>From: Tsunakawa, Takayuki [mailto:tsunakawa.takay@jp.fujitsu.com]
>From: Ideriha, Takeshi [mailto:ideriha.takeshi@jp.fujitsu.com]
>> I measured the memory context accounting overhead using Tomas's tool
>> palloc_bench, which he made it a while ago in the similar discussion.
>> https://www.postgresql.org/message-id/53F7E83C.3020304@fuzzy.cz
>>
>> This tool is a little bit outdated so I fixed it but basically I
>> followed him.
>> Things I did:
>> - make one MemoryContext
>> - run both palloc() and pfree() for 32kB area 1,000,000 times.
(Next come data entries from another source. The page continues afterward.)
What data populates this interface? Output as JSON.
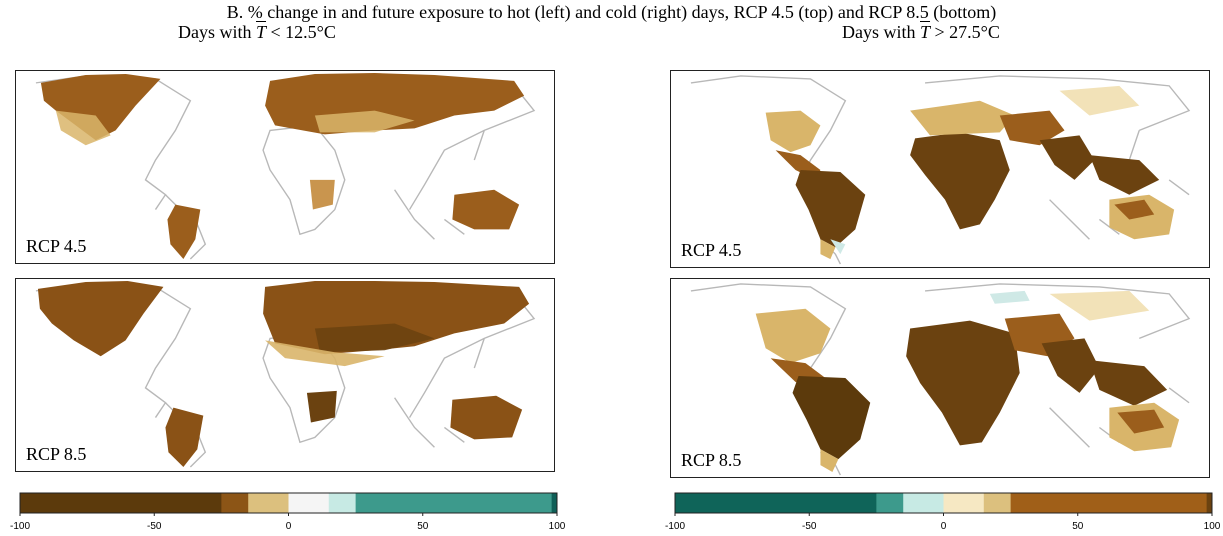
{
  "title": "B. % change in and future exposure to hot (left) and cold (right) days, RCP 4.5 (top) and RCP 8.5 (bottom)",
  "columns": [
    {
      "heading_prefix": "Days with ",
      "heading_var": "T",
      "heading_rel": " < 12.5°C"
    },
    {
      "heading_prefix": "Days with ",
      "heading_var": "T",
      "heading_rel": " > 27.5°C"
    }
  ],
  "panels": {
    "left_top": {
      "label": "RCP 4.5"
    },
    "left_bottom": {
      "label": "RCP 8.5"
    },
    "right_top": {
      "label": "RCP 4.5"
    },
    "right_bottom": {
      "label": "RCP 8.5"
    }
  },
  "colorbars": {
    "left": {
      "ticks": [
        "-100",
        "-50",
        "0",
        "50",
        "100"
      ],
      "range": [
        -100,
        100
      ],
      "segments": [
        {
          "from": -100,
          "to": -25,
          "color": "#5c3a0c"
        },
        {
          "from": -25,
          "to": -15,
          "color": "#8c5516"
        },
        {
          "from": -15,
          "to": 0,
          "color": "#dcc07e"
        },
        {
          "from": 0,
          "to": 15,
          "color": "#f5f5f5"
        },
        {
          "from": 15,
          "to": 25,
          "color": "#c7eae4"
        },
        {
          "from": 25,
          "to": 98,
          "color": "#3d9a8c"
        },
        {
          "from": 98,
          "to": 100,
          "color": "#0f5f57"
        }
      ]
    },
    "right": {
      "ticks": [
        "-100",
        "-50",
        "0",
        "50",
        "100"
      ],
      "range": [
        -100,
        100
      ],
      "segments": [
        {
          "from": -100,
          "to": -25,
          "color": "#0f6459"
        },
        {
          "from": -25,
          "to": -15,
          "color": "#3d9a8c"
        },
        {
          "from": -15,
          "to": 0,
          "color": "#c7eae4"
        },
        {
          "from": 0,
          "to": 15,
          "color": "#f6e8c3"
        },
        {
          "from": 15,
          "to": 25,
          "color": "#dcc07e"
        },
        {
          "from": 25,
          "to": 98,
          "color": "#a05f18"
        },
        {
          "from": 98,
          "to": 100,
          "color": "#6b4210"
        }
      ]
    }
  },
  "colors": {
    "coast": "#b8b8b8",
    "dark_brown": "#6b4210",
    "mid_brown": "#9b5e1c",
    "tan": "#d9b56a",
    "light_tan": "#f2e2b8",
    "pale_teal": "#cfe9e6"
  }
}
>> - And measure this time
>And are you sure you didn't enable assert checking?
Ah, sorry.. I misconfigured it.
>I'm afraid the measurement is not correct. First, the older discussion below shows
>that the accounting overhead is much, much smaller, even with a more complex
>accounting.
>Second, allocation/free of memory > 8 KB calls malloc()/free(). I guess the
>accounting overhead will be more likely to be hidden under the overhead of malloc()
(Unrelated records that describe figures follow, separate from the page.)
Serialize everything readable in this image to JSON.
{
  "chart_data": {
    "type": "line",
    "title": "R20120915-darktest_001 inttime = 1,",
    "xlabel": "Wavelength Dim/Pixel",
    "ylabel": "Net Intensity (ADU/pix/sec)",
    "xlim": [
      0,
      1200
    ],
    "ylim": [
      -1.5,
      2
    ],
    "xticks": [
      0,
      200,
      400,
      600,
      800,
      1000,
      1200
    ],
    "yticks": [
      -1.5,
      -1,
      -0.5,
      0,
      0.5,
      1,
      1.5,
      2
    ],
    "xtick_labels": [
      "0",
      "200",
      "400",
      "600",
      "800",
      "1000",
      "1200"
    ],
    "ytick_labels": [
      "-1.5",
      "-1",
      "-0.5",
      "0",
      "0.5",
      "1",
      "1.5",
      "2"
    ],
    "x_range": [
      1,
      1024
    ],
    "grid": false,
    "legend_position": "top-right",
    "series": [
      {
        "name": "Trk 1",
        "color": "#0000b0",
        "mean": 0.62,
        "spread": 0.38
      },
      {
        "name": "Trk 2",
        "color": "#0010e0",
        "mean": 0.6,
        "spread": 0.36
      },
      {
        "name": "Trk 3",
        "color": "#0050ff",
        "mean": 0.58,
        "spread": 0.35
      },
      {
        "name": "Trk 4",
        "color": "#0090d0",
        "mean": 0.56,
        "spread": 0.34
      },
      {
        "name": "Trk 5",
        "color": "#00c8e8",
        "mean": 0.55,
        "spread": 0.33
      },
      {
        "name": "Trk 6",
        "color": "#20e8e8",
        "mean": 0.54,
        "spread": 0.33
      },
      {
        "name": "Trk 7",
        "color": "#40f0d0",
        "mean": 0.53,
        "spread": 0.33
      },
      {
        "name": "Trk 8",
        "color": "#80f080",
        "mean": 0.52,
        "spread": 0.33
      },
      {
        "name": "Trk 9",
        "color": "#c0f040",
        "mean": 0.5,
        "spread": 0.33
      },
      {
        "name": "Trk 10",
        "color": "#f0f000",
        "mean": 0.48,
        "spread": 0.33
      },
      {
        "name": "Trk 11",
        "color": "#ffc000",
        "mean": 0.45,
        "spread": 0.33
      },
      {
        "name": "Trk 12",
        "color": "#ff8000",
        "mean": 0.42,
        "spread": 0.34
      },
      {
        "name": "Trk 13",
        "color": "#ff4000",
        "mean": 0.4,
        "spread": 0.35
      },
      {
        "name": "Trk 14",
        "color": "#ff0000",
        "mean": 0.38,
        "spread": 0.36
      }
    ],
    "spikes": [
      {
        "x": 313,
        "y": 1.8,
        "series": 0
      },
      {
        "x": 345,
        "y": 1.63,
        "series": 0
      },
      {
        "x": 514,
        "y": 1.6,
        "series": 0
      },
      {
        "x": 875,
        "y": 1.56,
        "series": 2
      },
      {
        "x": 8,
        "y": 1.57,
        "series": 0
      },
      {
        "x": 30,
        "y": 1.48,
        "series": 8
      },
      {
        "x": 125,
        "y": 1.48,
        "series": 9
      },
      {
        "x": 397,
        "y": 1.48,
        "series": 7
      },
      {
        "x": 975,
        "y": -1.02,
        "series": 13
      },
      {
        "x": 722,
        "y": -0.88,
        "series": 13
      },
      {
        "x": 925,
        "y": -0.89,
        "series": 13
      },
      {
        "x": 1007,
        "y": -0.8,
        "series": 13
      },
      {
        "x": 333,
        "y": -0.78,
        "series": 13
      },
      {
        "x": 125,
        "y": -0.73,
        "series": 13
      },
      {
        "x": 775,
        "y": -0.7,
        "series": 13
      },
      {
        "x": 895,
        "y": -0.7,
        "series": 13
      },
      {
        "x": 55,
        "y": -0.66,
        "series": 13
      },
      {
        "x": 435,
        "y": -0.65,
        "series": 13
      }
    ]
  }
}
>and free(). What we'd like to know the overhead when malloc() and free() are not
>called.
Here is the average of 50 times measurement.
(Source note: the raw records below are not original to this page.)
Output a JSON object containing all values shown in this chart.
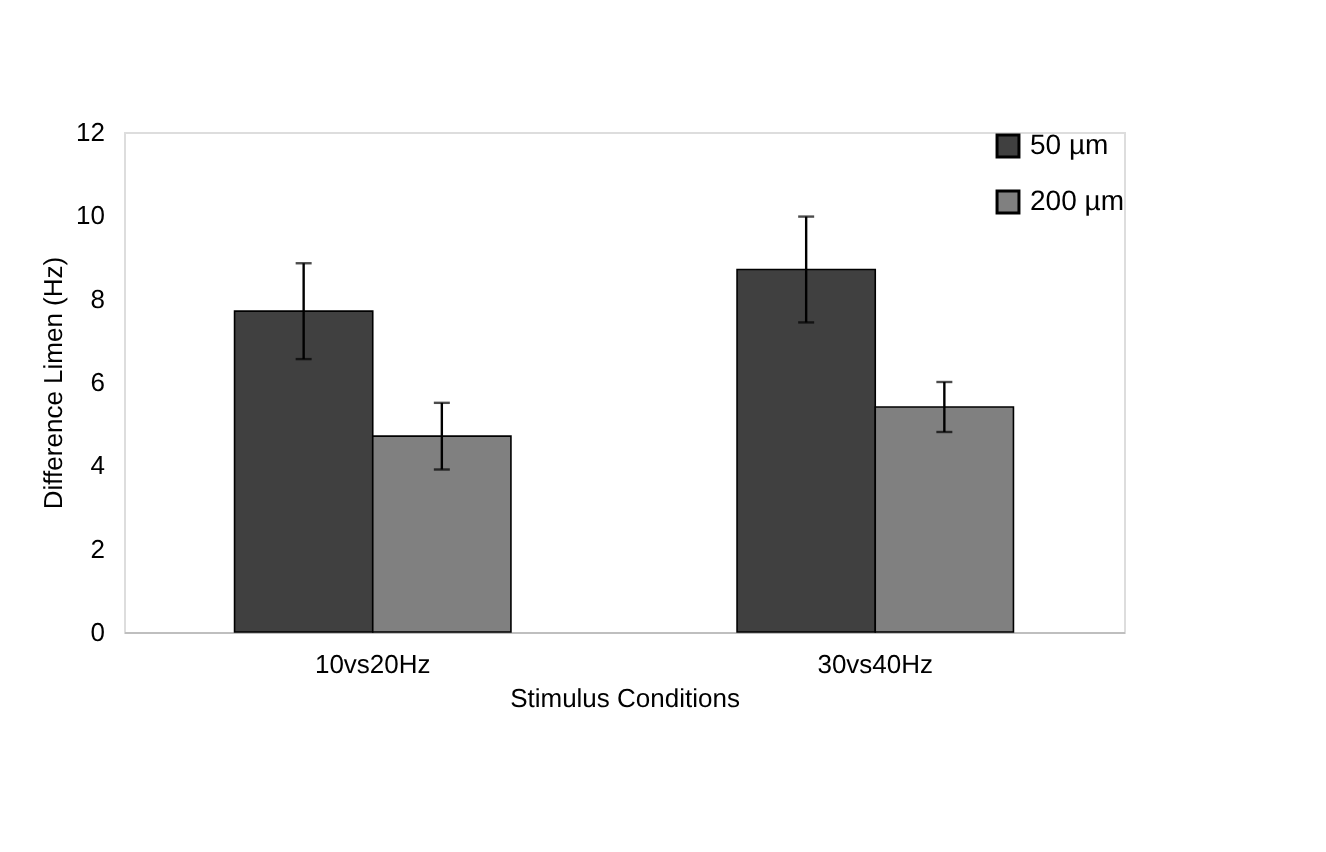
{
  "chart_data": {
    "type": "bar",
    "xlabel": "Stimulus Conditions",
    "ylabel": "Difference Limen (Hz)",
    "categories": [
      "10vs20Hz",
      "30vs40Hz"
    ],
    "series": [
      {
        "name": "50 µm",
        "color": "#404040",
        "values": [
          7.7,
          8.7
        ],
        "errors": [
          1.15,
          1.27
        ]
      },
      {
        "name": "200 µm",
        "color": "#808080",
        "values": [
          4.7,
          5.4
        ],
        "errors": [
          0.8,
          0.6
        ]
      }
    ],
    "ylim": [
      0,
      12
    ],
    "yticks": [
      0,
      2,
      4,
      6,
      8,
      10,
      12
    ],
    "grid": false,
    "legend": "top right"
  }
}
Palloc-pfree for 800byte with 1,000,000 times, and 32kB with 1,000,000 times.
I checked malloc is not called at size=800 using gdb.
[Size=800, iter=1,000,000]
Master |15.763
Patched|16.262 (+3%)
[Size=32768, iter=1,000,000]
Master |61.3076
Patched|62.9566 (+2%)
At least compared to previous HashAg version, the overhead is smaller.
It has some overhead but is increase by 2 or 3% a little bit?